We will also use dropout to avoid overfitting. Dropout will randomly drop a certain percentage of connections between neurons, this will help the network focus on the most important pattern. Lastly, we use the Flatten function to transform the data from a matrix to a vector for the final classification. The final layer will do the actual classification and it will use this vector as input.

`model = Sequential()`

model.add(Conv2D(32, kernel_size=(3, 3),

activation='relu',

input_shape=input_shape))

model.add(Conv2D(32, (3, 3), activation='relu'))

model.add(MaxPooling2D(pool_size=(2, 2)))

model.add(Dropout(0.25))

model.add(Flatten())

model.add(Dense(128, activation='relu'))

model.add(Dropout(0.3))

model.add(Dense(num_classes, activation='softmax'))

This time we decided to use categorical cross-entropy as a loss function as we have more categories. We also use Adam as an optimiser, which is a gradient descent method.

`loss = ‘categorical_crossentropy’`

optimizer = ‘adam’

Now we can compile the model with the chosen loss and optimiser. We also should keep an eye on accuracy.

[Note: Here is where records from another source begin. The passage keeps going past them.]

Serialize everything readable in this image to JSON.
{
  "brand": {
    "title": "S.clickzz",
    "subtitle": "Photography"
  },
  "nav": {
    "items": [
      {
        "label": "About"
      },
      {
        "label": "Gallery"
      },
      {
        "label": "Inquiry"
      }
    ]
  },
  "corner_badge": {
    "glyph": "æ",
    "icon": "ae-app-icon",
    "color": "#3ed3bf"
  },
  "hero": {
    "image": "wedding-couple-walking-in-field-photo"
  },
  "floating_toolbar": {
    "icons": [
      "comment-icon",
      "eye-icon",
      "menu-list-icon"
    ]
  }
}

`model.compile(loss=loss, optimizer=optimizer, metrics=['accuracy'])`

Now we can train the model.

model.fit(X_train, y_train,

batch_size=batch_size,

epochs=epochs,

verbose=1,

validation_data=(X_test, y_test))

score = model.evaluate(X_test, y_test, verbose=0)

# Conclusion

In this first post we wanted to provide an in depth explanation of some of the major concepts around Neural Networks. To recap, we looked at:

- Basic concepts of neural networks (perceptrons, activation functions and connections (weights)
- Implementation of a perceptron from scratch to gain a practical understanding of the main NN concepts
- Implementation leveraging Keras.
- NN, using the same approach. We then saw how it’s possible to implement a neural network from scratch in Python and also in Keras.
- More complex concepts like convolutional layers, dropouts and convolutional layers.

You now have more tools to help you understand what’s really going inside Neural Networks, regarded by many to be black boxes.

In a second post, we’ll explore how these concepts can be used to automatically extract features.